The major label distribution is already evident. Walk into any local Wal-Mart or Best Buy and you'll find the PovertyNeck Hillbillies' two-disc CD-DVD package specially priced at $9.99. Rust hopes to make it available everywhere.
This week, PNH performed for everybody who's anybody in Nashville, opening for Big & Rich and Trace Adkins on the opening night of the massive Fan Fair CMA Music Festival. Rust is buying trade magazine ads and courting country radio stations across the country. And the Hillbillies have a new booking agent working to get the band an opening slot with a country headliner later this year.
Rust has imported a Nashville video crew to tape Friday's concert at Station Square.
"If you're at that concert," promises Cooper, "you will be in the video for 'Mr. Right Now.' "
Immediately after the show, PNH heads out on a 90-day tour that reunites them with their regional base from Ohio to Maryland and carries them south to Kentucky and Tennessee, north through Michigan and west through California and Washington state.
Lead singer Abby Abbondanza says it's "exhilarating" to play Vegas with guys like Toby Keith and Kenny Chesney, and "overwhelming" to be announced on the red carpet at the ACM Awards. Since the 2000 Graffiti Rock Challenge, when the Hillbillies started thinking of themselves as an original band, they've dreamed of getting a shot at country stardom. Now, says Abbondanza, he feels like they're starting to be "accepted in that tight-knit community."
"We're definitely feeling like we learned something out on the road," he says. "It does something to you. I've learned to find my voice in the last year or so. Instead of doing a song in A, I'll do it in G and not try to push my voice to where it won't go."
And after learning a thing or two about songwriting from collaborating with Corbin, Abbondanza says he's "spreading his wings" in Nashville co-writing sessions with hotshots like Mark Narmore ("That's What I Love About Sundays") and Gary Duffy ("Paint Me a Birmingham").
"Visually, I've really tried to change my image, too," he says. "I knew if I didn't change my look I'd be just another guy with a cowboy hat on. I hit the gym, dropped 80 pounds, put 15 pounds of muscle on top of that and bought all new clothes."

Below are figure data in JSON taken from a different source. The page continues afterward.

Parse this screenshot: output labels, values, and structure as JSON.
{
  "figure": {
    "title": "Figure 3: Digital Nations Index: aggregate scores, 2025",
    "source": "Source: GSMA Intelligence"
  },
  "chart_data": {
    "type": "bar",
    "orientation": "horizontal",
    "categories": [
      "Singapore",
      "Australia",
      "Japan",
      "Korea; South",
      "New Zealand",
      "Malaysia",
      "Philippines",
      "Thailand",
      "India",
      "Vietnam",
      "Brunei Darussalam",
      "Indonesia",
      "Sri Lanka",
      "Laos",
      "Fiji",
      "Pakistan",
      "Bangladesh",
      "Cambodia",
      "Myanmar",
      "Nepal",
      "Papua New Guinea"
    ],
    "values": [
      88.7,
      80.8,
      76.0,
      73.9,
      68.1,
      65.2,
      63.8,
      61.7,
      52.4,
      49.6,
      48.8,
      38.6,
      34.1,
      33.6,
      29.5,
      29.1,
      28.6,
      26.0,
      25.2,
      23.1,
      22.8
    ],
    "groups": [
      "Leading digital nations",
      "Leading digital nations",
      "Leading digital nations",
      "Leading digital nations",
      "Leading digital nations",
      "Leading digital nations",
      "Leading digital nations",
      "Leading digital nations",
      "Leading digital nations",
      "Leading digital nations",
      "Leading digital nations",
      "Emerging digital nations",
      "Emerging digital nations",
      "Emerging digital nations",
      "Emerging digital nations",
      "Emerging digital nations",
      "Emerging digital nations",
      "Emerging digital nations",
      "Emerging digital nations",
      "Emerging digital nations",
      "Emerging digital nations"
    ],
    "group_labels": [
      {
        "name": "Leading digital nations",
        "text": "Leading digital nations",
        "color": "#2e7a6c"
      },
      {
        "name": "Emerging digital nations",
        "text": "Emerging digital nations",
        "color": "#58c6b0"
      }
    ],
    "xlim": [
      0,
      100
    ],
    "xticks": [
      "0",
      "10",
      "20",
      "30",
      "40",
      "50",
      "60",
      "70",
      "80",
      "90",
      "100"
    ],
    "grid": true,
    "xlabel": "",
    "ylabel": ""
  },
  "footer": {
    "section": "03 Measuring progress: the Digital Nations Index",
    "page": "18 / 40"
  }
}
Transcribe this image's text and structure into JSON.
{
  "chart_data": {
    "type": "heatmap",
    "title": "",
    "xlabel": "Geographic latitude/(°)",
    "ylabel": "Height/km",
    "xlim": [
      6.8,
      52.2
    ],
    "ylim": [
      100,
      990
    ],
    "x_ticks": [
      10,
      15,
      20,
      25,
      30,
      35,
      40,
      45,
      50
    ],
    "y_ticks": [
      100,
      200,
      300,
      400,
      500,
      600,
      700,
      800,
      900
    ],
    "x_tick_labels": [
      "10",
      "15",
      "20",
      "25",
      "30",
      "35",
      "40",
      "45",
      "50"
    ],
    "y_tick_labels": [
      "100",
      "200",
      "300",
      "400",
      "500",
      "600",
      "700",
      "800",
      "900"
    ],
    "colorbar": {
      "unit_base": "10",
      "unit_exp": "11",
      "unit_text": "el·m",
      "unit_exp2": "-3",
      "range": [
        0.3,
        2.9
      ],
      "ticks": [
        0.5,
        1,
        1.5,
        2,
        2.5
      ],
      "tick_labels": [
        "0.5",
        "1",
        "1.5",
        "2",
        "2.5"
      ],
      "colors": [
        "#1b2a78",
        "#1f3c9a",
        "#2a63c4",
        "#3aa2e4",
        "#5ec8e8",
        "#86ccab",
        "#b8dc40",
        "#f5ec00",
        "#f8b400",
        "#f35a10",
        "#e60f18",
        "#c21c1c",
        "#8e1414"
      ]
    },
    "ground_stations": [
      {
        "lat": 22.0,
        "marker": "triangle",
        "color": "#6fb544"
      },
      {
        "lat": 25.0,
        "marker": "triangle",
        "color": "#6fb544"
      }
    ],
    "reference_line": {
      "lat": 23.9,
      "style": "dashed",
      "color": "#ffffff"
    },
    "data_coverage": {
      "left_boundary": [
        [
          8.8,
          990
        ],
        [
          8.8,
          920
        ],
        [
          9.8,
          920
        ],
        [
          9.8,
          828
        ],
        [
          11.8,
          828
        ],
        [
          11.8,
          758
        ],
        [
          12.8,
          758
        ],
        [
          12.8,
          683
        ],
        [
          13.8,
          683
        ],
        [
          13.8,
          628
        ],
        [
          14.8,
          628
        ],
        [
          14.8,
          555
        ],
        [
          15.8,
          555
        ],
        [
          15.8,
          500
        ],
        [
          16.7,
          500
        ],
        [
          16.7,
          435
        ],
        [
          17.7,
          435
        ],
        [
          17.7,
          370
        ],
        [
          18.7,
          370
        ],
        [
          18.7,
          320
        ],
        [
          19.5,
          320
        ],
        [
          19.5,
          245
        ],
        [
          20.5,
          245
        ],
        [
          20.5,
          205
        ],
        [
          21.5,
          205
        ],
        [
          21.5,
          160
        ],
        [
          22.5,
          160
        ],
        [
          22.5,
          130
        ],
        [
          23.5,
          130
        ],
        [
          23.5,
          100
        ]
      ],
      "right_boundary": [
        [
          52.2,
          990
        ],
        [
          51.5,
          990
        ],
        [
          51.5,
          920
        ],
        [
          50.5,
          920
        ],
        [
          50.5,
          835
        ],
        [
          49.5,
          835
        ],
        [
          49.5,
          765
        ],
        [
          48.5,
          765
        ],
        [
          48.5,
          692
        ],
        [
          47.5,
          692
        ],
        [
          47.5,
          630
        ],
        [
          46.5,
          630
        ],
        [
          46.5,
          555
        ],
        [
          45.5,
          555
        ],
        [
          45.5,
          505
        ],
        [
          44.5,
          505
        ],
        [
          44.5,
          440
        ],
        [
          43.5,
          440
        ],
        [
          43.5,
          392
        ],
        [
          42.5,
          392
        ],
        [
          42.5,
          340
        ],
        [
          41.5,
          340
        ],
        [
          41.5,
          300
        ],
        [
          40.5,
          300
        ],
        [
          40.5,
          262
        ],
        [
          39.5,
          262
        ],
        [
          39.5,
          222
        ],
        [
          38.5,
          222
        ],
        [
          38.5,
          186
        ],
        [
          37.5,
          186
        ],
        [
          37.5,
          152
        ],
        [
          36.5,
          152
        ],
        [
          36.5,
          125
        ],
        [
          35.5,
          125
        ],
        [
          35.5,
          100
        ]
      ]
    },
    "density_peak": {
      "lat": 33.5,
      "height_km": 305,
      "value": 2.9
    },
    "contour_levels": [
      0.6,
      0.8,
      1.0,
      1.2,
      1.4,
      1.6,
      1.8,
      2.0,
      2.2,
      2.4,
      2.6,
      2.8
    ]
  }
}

The Hillbillies have done just about everything in their own "Hillbilly way," from refusing to move to Nashville to remaining a cohesive band in an industry that prefers to surround singers with Nashville-based session and road bands.
"You know," says Abbondanza, "a lot of people in Nashville have told us that they're so happy that we did it the way we did, just to prove that it could be done."